I had this idea — this great, relatable idea — that I would write a recurring feature on Bad Boyfriends.  Sure, it’s been done; who hasn’t enjoyed the schadenfreude of a really terrible relationship story?  But it felt like every woman I knew had a good one of her own, so the potential for material was endless, and, better yet, hilarious.

Where I hit a wall was when I tried to start with a story of my own.  I would write, I had decided, about an old high school boyfriend: a caricature of adolescent angst and egomania (as are we all, at seventeen).  I knew these stories were funny; I’d told them before to gales of laughter, gasps of disbelief and delicious, vicarious humiliation.  But when I tried to write them down, somehow… they weren’t.

Part of this, I’m sure, must be attributed to my lack of skill.  How many of us think ourselves comedians at a raucous party, when the audience is in the mood to laugh at anything?

But there was something else, too.  Because when writing them down, black on white, the cursor blinking like an expectant inquisitor… these stories weren’t funny.  They were sad, and strange, and way too familiar.

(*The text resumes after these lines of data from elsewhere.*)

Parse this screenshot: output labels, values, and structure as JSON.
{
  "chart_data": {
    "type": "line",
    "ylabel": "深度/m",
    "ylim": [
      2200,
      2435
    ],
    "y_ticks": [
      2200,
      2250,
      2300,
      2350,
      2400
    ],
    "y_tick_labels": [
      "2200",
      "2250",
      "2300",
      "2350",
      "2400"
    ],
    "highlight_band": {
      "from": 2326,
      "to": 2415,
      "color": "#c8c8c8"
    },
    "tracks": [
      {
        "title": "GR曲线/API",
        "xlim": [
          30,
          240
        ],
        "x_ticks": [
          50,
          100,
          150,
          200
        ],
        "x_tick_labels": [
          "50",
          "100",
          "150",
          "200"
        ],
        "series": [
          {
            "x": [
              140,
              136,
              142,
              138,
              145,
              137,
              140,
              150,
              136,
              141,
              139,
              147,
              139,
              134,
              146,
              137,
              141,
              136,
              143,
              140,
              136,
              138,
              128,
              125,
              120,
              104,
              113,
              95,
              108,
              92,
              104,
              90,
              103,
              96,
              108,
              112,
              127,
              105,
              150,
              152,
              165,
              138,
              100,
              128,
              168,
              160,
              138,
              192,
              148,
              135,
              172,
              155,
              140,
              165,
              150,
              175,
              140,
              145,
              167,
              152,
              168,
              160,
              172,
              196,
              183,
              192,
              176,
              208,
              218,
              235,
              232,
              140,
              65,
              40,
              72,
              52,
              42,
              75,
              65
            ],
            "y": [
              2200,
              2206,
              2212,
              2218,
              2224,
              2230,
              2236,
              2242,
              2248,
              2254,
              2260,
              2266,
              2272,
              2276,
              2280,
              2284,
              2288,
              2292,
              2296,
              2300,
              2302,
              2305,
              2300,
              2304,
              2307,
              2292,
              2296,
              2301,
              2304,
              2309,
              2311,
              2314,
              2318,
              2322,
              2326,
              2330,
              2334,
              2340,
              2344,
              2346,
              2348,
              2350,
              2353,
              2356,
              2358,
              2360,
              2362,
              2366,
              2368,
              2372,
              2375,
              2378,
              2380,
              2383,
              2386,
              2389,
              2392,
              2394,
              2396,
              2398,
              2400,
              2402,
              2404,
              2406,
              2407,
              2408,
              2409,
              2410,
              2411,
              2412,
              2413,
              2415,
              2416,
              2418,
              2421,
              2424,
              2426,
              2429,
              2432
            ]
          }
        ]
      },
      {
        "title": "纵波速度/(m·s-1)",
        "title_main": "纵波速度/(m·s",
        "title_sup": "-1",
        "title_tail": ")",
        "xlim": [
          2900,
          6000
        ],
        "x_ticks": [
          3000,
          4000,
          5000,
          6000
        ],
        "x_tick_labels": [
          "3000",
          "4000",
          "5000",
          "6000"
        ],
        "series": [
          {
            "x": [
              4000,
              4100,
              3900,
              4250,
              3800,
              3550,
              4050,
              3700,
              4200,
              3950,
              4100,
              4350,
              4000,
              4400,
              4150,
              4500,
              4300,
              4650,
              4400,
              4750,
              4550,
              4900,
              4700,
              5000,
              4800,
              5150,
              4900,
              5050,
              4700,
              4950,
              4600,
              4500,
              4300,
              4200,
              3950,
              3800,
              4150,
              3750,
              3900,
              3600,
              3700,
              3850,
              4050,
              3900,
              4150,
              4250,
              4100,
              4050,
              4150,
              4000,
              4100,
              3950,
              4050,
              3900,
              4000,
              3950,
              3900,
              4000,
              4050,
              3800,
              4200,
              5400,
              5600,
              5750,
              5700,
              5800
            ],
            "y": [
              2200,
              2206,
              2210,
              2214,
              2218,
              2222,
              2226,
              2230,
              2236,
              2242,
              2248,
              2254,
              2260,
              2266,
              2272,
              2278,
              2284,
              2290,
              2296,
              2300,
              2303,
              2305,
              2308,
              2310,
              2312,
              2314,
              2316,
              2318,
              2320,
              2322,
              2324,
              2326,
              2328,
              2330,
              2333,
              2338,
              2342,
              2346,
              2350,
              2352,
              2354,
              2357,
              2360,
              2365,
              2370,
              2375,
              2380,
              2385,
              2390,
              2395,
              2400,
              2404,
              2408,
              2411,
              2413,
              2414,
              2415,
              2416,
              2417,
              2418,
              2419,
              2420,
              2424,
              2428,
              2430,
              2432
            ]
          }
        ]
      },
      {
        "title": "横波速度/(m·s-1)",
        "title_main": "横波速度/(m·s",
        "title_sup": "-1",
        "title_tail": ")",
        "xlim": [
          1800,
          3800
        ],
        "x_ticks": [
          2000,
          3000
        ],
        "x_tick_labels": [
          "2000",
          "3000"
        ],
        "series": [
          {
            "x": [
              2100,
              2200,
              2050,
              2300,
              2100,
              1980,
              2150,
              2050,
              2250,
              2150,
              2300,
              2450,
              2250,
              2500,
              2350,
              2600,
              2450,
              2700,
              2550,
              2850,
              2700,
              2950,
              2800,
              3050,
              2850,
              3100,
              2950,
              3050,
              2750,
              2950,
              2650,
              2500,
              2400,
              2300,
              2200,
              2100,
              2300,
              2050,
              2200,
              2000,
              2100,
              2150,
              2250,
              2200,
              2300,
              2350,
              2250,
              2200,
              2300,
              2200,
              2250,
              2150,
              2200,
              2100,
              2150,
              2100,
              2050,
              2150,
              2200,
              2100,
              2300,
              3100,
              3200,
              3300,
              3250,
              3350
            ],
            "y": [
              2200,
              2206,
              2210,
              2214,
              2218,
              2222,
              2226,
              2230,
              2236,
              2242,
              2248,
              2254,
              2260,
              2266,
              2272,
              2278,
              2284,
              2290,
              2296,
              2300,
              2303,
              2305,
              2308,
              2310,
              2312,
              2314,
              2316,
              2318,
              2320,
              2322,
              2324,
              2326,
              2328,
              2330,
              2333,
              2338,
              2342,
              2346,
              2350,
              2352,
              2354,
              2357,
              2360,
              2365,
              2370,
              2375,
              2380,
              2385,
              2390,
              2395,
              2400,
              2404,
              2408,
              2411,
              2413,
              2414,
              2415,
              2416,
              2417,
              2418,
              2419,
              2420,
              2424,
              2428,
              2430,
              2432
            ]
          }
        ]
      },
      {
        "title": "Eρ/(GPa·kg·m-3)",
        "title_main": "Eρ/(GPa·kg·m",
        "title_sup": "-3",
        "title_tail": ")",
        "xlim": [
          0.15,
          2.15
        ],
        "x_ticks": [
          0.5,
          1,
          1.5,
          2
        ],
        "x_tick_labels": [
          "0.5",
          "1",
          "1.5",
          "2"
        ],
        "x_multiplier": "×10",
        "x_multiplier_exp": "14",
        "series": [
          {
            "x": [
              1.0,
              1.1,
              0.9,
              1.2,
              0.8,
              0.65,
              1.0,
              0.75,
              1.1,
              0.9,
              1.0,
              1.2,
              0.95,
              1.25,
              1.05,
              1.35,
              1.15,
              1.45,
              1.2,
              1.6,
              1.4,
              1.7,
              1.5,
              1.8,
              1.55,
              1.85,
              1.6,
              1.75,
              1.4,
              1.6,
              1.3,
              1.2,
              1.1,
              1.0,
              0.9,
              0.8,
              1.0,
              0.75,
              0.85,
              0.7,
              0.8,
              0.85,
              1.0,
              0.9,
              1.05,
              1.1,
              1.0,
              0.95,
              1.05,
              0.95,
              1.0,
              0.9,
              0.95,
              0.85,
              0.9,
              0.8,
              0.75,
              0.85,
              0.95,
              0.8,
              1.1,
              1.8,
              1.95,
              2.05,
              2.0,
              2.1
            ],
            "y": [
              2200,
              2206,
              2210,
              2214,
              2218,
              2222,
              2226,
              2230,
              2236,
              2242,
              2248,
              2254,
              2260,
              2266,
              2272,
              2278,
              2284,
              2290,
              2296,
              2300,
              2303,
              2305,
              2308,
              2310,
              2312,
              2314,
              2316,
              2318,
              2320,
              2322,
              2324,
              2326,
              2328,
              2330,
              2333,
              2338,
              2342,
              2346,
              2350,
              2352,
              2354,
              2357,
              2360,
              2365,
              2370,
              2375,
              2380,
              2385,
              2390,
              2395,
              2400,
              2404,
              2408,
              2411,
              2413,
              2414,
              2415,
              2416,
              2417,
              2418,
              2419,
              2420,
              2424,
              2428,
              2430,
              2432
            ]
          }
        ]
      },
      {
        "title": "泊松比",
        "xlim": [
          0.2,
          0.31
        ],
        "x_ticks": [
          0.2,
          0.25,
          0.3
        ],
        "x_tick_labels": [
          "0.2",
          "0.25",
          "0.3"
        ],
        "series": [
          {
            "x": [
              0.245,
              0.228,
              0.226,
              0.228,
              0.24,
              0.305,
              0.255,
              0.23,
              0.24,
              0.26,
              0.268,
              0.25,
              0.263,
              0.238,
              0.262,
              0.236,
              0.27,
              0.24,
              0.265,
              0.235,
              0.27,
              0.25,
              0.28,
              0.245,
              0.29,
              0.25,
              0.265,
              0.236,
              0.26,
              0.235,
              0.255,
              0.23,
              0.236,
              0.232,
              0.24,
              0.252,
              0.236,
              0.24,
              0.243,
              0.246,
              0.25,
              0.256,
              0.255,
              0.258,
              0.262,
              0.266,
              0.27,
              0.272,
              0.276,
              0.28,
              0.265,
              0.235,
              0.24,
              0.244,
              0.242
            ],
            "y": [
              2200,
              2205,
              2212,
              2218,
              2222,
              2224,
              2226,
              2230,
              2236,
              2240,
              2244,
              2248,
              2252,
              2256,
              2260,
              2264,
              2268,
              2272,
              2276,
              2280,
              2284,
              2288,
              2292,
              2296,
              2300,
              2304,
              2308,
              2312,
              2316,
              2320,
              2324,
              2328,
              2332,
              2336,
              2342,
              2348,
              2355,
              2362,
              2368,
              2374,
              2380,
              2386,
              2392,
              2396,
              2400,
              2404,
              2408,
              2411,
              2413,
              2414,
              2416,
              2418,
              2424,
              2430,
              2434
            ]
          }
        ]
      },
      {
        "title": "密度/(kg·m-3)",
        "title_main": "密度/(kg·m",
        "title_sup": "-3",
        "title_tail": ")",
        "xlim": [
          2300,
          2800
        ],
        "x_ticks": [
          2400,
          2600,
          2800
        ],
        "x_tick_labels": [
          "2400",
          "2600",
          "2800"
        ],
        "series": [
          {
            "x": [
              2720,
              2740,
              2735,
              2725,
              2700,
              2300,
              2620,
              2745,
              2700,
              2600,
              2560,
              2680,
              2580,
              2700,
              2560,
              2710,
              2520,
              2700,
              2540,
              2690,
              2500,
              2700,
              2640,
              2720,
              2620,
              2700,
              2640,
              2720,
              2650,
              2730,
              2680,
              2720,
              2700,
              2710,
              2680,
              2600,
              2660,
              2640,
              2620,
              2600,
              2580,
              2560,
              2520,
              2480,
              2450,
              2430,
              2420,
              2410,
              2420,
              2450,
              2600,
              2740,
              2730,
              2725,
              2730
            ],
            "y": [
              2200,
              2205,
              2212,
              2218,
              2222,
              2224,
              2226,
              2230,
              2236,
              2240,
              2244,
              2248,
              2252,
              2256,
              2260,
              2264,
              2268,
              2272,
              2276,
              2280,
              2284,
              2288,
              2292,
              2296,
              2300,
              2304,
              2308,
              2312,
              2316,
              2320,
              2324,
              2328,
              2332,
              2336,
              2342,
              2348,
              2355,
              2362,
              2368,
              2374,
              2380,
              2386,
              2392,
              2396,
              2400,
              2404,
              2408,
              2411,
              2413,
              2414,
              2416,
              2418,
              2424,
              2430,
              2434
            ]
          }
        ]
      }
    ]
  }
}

I am not the first to come to this realization, of course.  It is, in some ways, a rite of passage, when we (particularly we women) first recognize and embrace our own experiences.  We laugh at things that should shock us, or disturb us.  But vulnerable people have been laughing at the dark since there have been people, and the dark — and it has never once been the same as turning on a light.

It wasn’t funny that my boyfriend left me at a movie theater halfway through a date because he didn’t approve of the film.  It wasn’t funny that he blamed me for his religious guilt while sneaking over to fool around.  It wasn’t funny that I had to lie about my good grades to keep him from giving me the silent treatment for days, and it definitely wasn’t funny that, after we broke up, he told a mutual friend that he wanted to see me dead in his yard.

It wasn’t funny that my boyfriend hated women, and resented me.

Maybe I’ll still write these stories the way they sound at a party.  Maybe I’ll get them just the way they sound to that audience primed to laugh and waiting for an excuse.  But maybe, even if I do, there will be a lot of us just laughing at the dark.